Let’s be clear: I am not comparing Jim Crow with industrialized mass murder, or suggesting an exact Klan-Nazi moral equivalency. But I do think some psychological displacement is at work when a magnificent Holocaust Memorial Museum, in which the criminals are not Americans, precedes a Washington institution of equivalent stature dedicated to the saga of national violence that is slavery and segregation.

...Standing on the verge?

I don’t think I could say I’ve read enough of Cohen’s work to think that I might have an definitive opinion of his views yet, but I do know the first time I went to the King Center in Atlanta I almost cried. Not because I was overwhelmed emotionally, but because I couldn’t believe that that was all there was to it!

 

But I don’t think that the King center is supposed to be viewed as a museum as much as a central outpost for activism / social change, maybe?

 

(…But could they not be offering the “Drum Major” speech in anything other than cassette format?)

 

http://www.thekingcenter.org/

 

The Memphis Civil Rights Museum, even in it’s simplistic setting of the Lorraine motel, is a far more comprehensive work, I think.

 

http://www.civilrightsmuseum.org/

 

(…I actually participated in helping to create a lot of the graphic art work that went into it.
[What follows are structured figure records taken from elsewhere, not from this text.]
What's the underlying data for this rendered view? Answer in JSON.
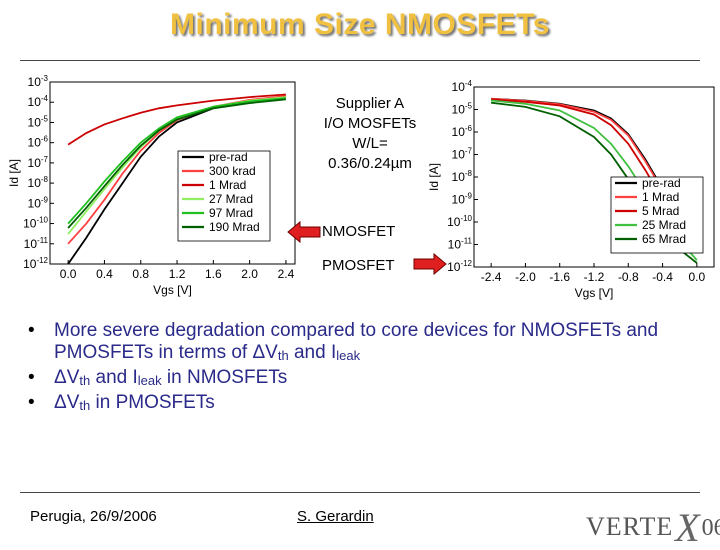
{
  "slide": {
    "title": "Minimum Size NMOSFETs",
    "device_info": {
      "line1": "Supplier A",
      "line2": "I/O MOSFETs",
      "line3": "W/L=",
      "line4": "0.36/0.24µm"
    },
    "nmosfet_label": "NMOSFET",
    "pmosfet_label": "PMOSFET",
    "bullets": [
      {
        "pre": "More severe degradation compared to core devices for NMOSFETs and PMOSFETs in terms of ΔV",
        "sub1": "th",
        "mid": " and I",
        "sub2": "leak",
        "post": ""
      },
      {
        "pre": "ΔV",
        "sub1": "th",
        "mid": " and I",
        "sub2": "leak",
        "post": " in NMOSFETs"
      },
      {
        "pre": "ΔV",
        "sub1": "th",
        "mid": "",
        "sub2": "",
        "post": " in PMOSFETs"
      }
    ],
    "footer": {
      "location_date": "Perugia, 26/9/2006",
      "author": "S. Gerardin"
    },
    "logo": {
      "text1": "VERTE",
      "text2": "X",
      "text3": "06"
    },
    "colors": {
      "title": "#f0c040",
      "bullet_text": "#2a2a8a",
      "arrow": "#e02020"
    }
  },
  "chart_data": [
    {
      "type": "line",
      "name": "NMOSFET",
      "xlabel": "Vgs [V]",
      "ylabel": "Id [A]",
      "yscale": "log",
      "xlim": [
        -0.2,
        2.5
      ],
      "ylim": [
        1e-12,
        0.001
      ],
      "xticks": [
        "0.0",
        "0.4",
        "0.8",
        "1.2",
        "1.6",
        "2.0",
        "2.4"
      ],
      "yticks": [
        "10-3",
        "10-4",
        "10-5",
        "10-6",
        "10-7",
        "10-8",
        "10-9",
        "10-10",
        "10-11",
        "10-12"
      ],
      "legend_position": "right",
      "series": [
        {
          "name": "pre-rad",
          "color": "#000000",
          "x": [
            0,
            0.2,
            0.4,
            0.6,
            0.8,
            1.0,
            1.2,
            1.6,
            2.0,
            2.4
          ],
          "y": [
            1e-12,
            2e-11,
            5e-10,
            1e-08,
            2e-07,
            2e-06,
            1e-05,
            5e-05,
            0.00011,
            0.00018
          ]
        },
        {
          "name": "300 krad",
          "color": "#ff4040",
          "x": [
            0,
            0.2,
            0.4,
            0.6,
            0.8,
            1.0,
            1.2,
            1.6,
            2.0,
            2.4
          ],
          "y": [
            1e-11,
            1e-10,
            1.5e-09,
            3e-08,
            4e-07,
            3e-06,
            1.3e-05,
            6e-05,
            0.00013,
            0.0002
          ]
        },
        {
          "name": "1 Mrad",
          "color": "#cc0000",
          "x": [
            0,
            0.2,
            0.4,
            0.6,
            0.8,
            1.0,
            1.2,
            1.6,
            2.0,
            2.4
          ],
          "y": [
            8e-07,
            3e-06,
            8e-06,
            1.6e-05,
            3e-05,
            5e-05,
            7e-05,
            0.00012,
            0.00018,
            0.00024
          ]
        },
        {
          "name": "27 Mrad",
          "color": "#90ee60",
          "x": [
            0,
            0.2,
            0.4,
            0.6,
            0.8,
            1.0,
            1.2,
            1.6,
            2.0,
            2.4
          ],
          "y": [
            3e-11,
            4e-10,
            5e-09,
            6e-08,
            6e-07,
            4e-06,
            1.5e-05,
            6e-05,
            0.00012,
            0.00018
          ]
        },
        {
          "name": "97 Mrad",
          "color": "#20c020",
          "x": [
            0,
            0.2,
            0.4,
            0.6,
            0.8,
            1.0,
            1.2,
            1.6,
            2.0,
            2.4
          ],
          "y": [
            1e-10,
            1e-09,
            1.2e-08,
            1.2e-07,
            1e-06,
            5e-06,
            1.8e-05,
            6e-05,
            0.00011,
            0.00016
          ]
        },
        {
          "name": "190 Mrad",
          "color": "#006000",
          "x": [
            0,
            0.2,
            0.4,
            0.6,
            0.8,
            1.0,
            1.2,
            1.6,
            2.0,
            2.4
          ],
          "y": [
            6e-11,
            6e-10,
            7e-09,
            8e-08,
            7e-07,
            4e-06,
            1.4e-05,
            5e-05,
            9e-05,
            0.00014
          ]
        }
      ]
    },
    {
      "type": "line",
      "name": "PMOSFET",
      "xlabel": "Vgs [V]",
      "ylabel": "Id [A]",
      "yscale": "log",
      "xlim": [
        -2.6,
        0.2
      ],
      "ylim": [
        1e-12,
        0.0001
      ],
      "xticks": [
        "-2.4",
        "-2.0",
        "-1.6",
        "-1.2",
        "-0.8",
        "-0.4",
        "0.0"
      ],
      "yticks": [
        "10-4",
        "10-5",
        "10-6",
        "10-7",
        "10-8",
        "10-9",
        "10-10",
        "10-11",
        "10-12"
      ],
      "legend_position": "right",
      "series": [
        {
          "name": "pre-rad",
          "color": "#000000",
          "x": [
            -2.4,
            -2.0,
            -1.6,
            -1.2,
            -1.0,
            -0.8,
            -0.6,
            -0.4,
            -0.2,
            0.0
          ],
          "y": [
            3e-05,
            2.5e-05,
            1.8e-05,
            9e-06,
            4e-06,
            8e-07,
            6e-08,
            3e-09,
            1e-10,
            1e-11
          ]
        },
        {
          "name": "1 Mrad",
          "color": "#ff4040",
          "x": [
            -2.4,
            -2.0,
            -1.6,
            -1.2,
            -1.0,
            -0.8,
            -0.6,
            -0.4,
            -0.2,
            0.0
          ],
          "y": [
            3e-05,
            2.4e-05,
            1.7e-05,
            8e-06,
            3.5e-06,
            7e-07,
            5e-08,
            2.5e-09,
            1e-10,
            1e-11
          ]
        },
        {
          "name": "5 Mrad",
          "color": "#cc0000",
          "x": [
            -2.4,
            -2.0,
            -1.6,
            -1.2,
            -1.0,
            -0.8,
            -0.6,
            -0.4,
            -0.2,
            0.0
          ],
          "y": [
            2.8e-05,
            2.2e-05,
            1.5e-05,
            6e-06,
            2e-06,
            3e-07,
            2e-08,
            1e-09,
            6e-11,
            6e-12
          ]
        },
        {
          "name": "25 Mrad",
          "color": "#40c040",
          "x": [
            -2.4,
            -2.0,
            -1.6,
            -1.2,
            -1.0,
            -0.8,
            -0.6,
            -0.4,
            -0.2,
            0.0
          ],
          "y": [
            2.5e-05,
            1.8e-05,
            9e-06,
            1.5e-06,
            3e-07,
            3e-08,
            2e-09,
            1.5e-10,
            1.5e-11,
            2e-12
          ]
        },
        {
          "name": "65 Mrad",
          "color": "#006000",
          "x": [
            -2.4,
            -2.0,
            -1.6,
            -1.2,
            -1.0,
            -0.8,
            -0.6,
            -0.4,
            -0.2,
            0.0
          ],
          "y": [
            2e-05,
            1.3e-05,
            5e-06,
            6e-07,
            1e-07,
            8e-09,
            6e-10,
            5e-11,
            6e-12,
            1.5e-12
          ]
        }
      ]
    }
  ]
}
I think anyone who’s seen it would agree it’s very detailed and impressive!)

 

King was always about simplicity in that the fight and need for justice was a simple matter of truth, right down to how his funeral was conducted, so I’ve kind of always taken it that the lack of grandeur, to speak to his existing monuments was intentional to a degree.

 

(…Kind of like the equivalent of restoring and “Hot Roding” a ’57 Chevy?)

 

I’ve yet to go to the Holocaust Museum if no more than on general principle.

 

Not because I don’t believe in it, or feel it’s not warranted, but because I understand the history of the holocaust enough that I don’t feel there is any more about it that I need to know. I agree it was a sad chapter in the history of mankind. I think the spectacle, price tag and placement of it within the nations capitol speaks volumes as to the impact and implication it was designed to convey.

 

If you also factor in the ongoing monument to Crazy Horse in South Dakota:

 

http://www.roadsidephotos.com/sd/sd16.htm

 

And the National Museum of the American Indian:

 

http://news.nationalgeographic.com/news/2004/09/photogalleries/american_indian_museum/

 

http://www.nmai.si.edu/

 

I think that the African American Experience has not gotten the appropriate treatment commensurate with our contributions to America in spite of all that has and continues to be endured in our attempts to do so.

  

The plans for the MLK memorial in D.C.

 

http://www.mlkmemorial.org/site/c.hkIUL9MVJxE/b.1191585/k.6D39/MLK_Memorial_Virtual_Tour.htm

 

May end up being a significant step in the right direction, but until it’s actually completed, it remains open to speculation how accurate that may be.